I've also finished protecting the arches with dynax-s50. The r33 skylines have a habit of the front suspension turrets rotting out. It's a design fault and will probably effect all of them at some time. Luckily mine seem ok at the moment and are now well protected.


----------



## [email protected] (Jan 9, 2006)

its a vast improvement from the befores, good job


----------



## ANDY GTR (Dec 6, 2008)

job well done :thumb:


----------



## VIPER (May 30, 2007)

Massive improvement there, mate. Looks great :thumb: :thumb: And as you say, once the big initial clean up job is done, it's easy from then on to just keep on top of it


----------



## byrnes (Jul 15, 2008)

looks ace! nice work. stonking car


----------



## Padawan scrub (Feb 21, 2009)

Cheers fellas


----------



## Serious Performance (Oct 26, 2005)

Job well done! They are one fiddly engine bay to get around and take a fair amount of time to do properly. I'm still finding areas to do in mine although some obligatory bling is finding it's way under there .

Mine when I got the car:









And now:









Just wait till you buy the first shiny bits... It's all downhill (with an empty wallet) from there! .


----------



## Padawan scrub (Feb 21, 2009)

Cheers! 

Excellent work there! that is one seriously nice engine bay, impressive  Exactly right about them being a bit fiddly to get around, especially when i look at other engine bays.
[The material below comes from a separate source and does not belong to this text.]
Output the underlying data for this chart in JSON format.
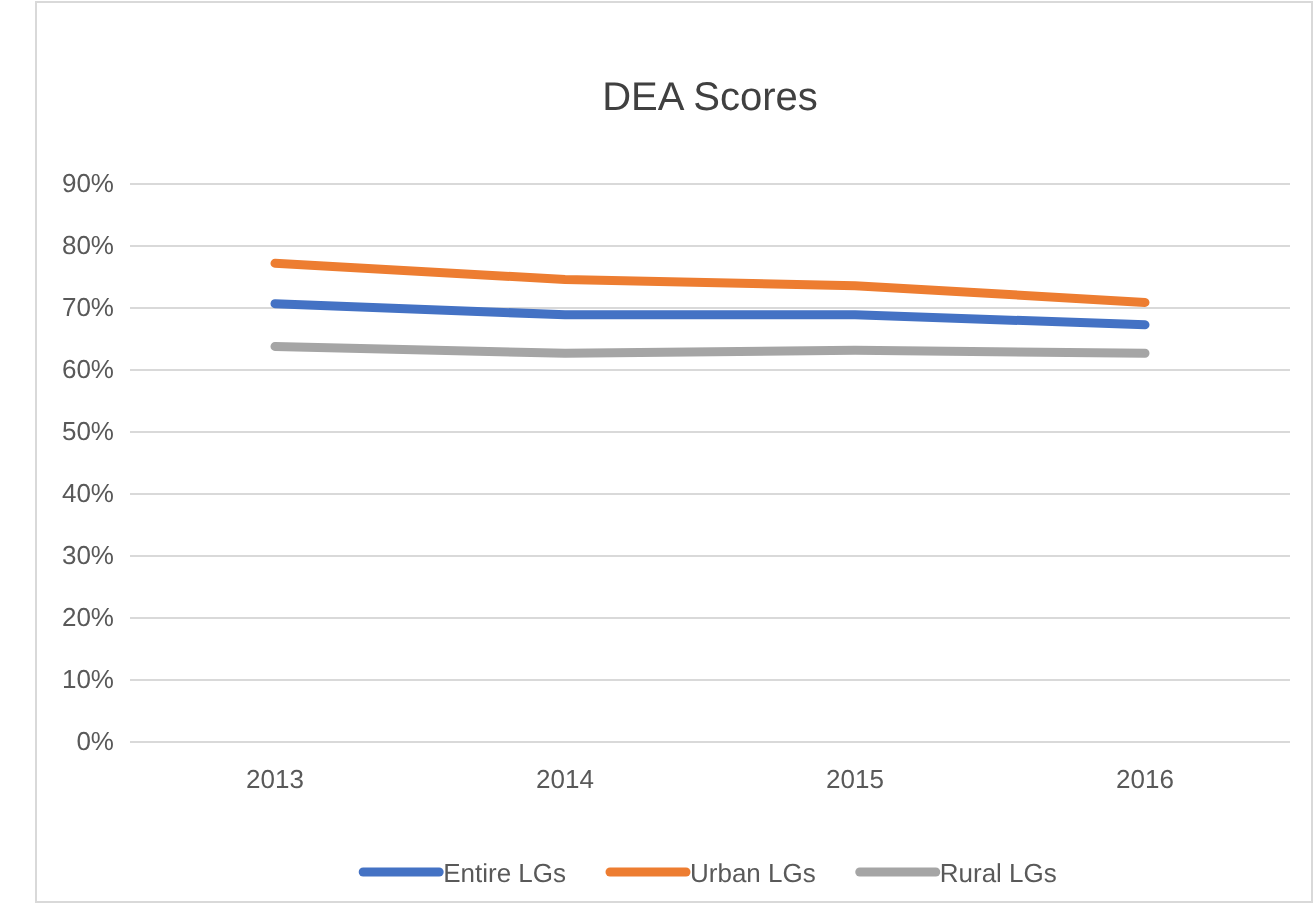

I've so far resisted the temptation to add a little under bonnet bling but i'm leaning towards some carbon goodies. I really need to get an after market ecu like the apexi power fc and go for a good remap first tho 

Cant quite tell from your pics, is your car midnight purple? i love that colour. What specs you running?


----------



## Serious Performance (Oct 26, 2005)

Yes, good old MP1. Yours looks like the dark met blue? (can't remember the code). Like Midnight Purple, it looks awesome when clean.

Car is stage 1 inc things like ecu etc. Most of it was already done in Japan and whoever owned it out there did it all properly. All I really had to add was the downpipes and then just done a few more breathing mods like the hardpipes and swapped the Nismo exhaust for an extemely loud Buddy Club jobbie (much happier ).

Whats been done with yours and how long you had it?

Cheers .


----------



## Padawan scrub (Feb 21, 2009)

Well spotted it is indeed deep marine blue BN6 

Some nice mods there, these engines sound gorgeous - loud exhaust all the way!

I'm in a similar boat with the mods, almost stage 1 also carried out in Japan. Also have bilstein suspension, blitz bovs and genuine 400r rear spolier blades. Had the car since October but it was off the road for the winter so i'm just getting used to it. 

I plan to have it mapped by tweenie rob from TR racing in Harlow, was down there yesterday and met the friendly chaps. My friend bought a R33 Gtr monster built by RK tuning, its producing 816 bhp.. scary


----------



## Serious Performance (Oct 26, 2005)

Ah cool! I know Tweenie Rob well so you'll be in very safe hands!

I've only driven mine twice this year so far so the Skyline smile is finding it's way back to me 

If your local theres a GTROC meet at Ace the last weekend of March which normally gets a pretty good turn out .


----------



## Padawan scrub (Feb 21, 2009)

Good to hear you are enjoying the skyline again  

Ace cafe is a bit far for me i'm afraid, sounds like a good night tho.


----------



## Twellsie (Mar 20, 2009)

looks good mate, think I am going to have ago at mine at the weekend


----------



## timsri2.6v6 (Mar 23, 2009)

well done mate, looks a lot better


----------